Charge shelving and bias spectroscopy for the readout of a charge-qubit on the basis of superposition states

TL;DR

This paper proposes a novel method for reading out superposition states in charge-qubits by using a third quantum dot and bias spectroscopy, combined with an adiabatic charge pumping technique for improved measurement robustness.

Contribution

It introduces a new approach involving a third dot and energy-dependent tunnelling for superposition basis readout, enhancing charge-qubit measurement fidelity.

Findings

Effective superposition state discrimination demonstrated.

Robust charge readout achieved via adiabatic charge pumping.

Enhanced coherence times compared to position state measurements.

Abstract

Charge-based qubits have been proposed as fundamental elements for quantum computers. One commonly proposed readout device is the single-electron transistor (SET).

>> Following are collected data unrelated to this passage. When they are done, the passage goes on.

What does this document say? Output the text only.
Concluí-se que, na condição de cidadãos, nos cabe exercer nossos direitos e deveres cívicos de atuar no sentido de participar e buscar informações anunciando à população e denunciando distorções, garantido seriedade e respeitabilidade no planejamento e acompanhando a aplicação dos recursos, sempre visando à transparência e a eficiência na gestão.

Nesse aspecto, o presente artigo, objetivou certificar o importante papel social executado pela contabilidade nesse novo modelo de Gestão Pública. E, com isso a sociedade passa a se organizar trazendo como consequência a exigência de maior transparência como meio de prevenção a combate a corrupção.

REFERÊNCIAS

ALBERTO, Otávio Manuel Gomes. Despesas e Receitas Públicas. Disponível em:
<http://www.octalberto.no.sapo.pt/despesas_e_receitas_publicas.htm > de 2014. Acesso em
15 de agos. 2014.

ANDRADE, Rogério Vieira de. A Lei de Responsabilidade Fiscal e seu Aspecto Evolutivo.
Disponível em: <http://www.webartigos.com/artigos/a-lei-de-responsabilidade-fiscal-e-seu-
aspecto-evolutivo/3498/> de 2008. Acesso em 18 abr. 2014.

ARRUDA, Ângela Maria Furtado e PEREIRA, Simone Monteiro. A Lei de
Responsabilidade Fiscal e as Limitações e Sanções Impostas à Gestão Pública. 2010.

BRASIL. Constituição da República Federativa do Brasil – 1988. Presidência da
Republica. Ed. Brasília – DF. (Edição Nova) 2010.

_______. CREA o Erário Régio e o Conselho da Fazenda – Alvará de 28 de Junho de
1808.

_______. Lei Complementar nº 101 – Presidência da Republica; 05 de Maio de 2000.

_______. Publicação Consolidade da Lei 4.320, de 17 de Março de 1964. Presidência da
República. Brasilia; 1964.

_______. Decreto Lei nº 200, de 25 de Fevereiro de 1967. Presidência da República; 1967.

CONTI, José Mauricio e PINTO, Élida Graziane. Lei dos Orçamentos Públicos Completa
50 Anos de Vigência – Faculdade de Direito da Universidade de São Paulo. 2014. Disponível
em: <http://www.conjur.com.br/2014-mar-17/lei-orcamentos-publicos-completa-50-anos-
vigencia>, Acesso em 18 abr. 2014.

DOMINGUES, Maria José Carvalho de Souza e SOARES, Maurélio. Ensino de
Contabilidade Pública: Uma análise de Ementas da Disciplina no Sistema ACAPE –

SETs can distinguish between localized charge states, but lack the sensitivity to directly distinguish superposition states, which have greatly enhanced coherence times compared with position states. We propose introducing a third dot, and exploiting energy dependent tunnelling from the qubit into this dot (bias spectroscopy) for pseudo-spin to charge conversion and superposition basis readout. We introduce an adiabatic fast passage-style charge pumping technique which enables efficient and robust readout via charge shelving, avoiding problems due to finite SET measurement time.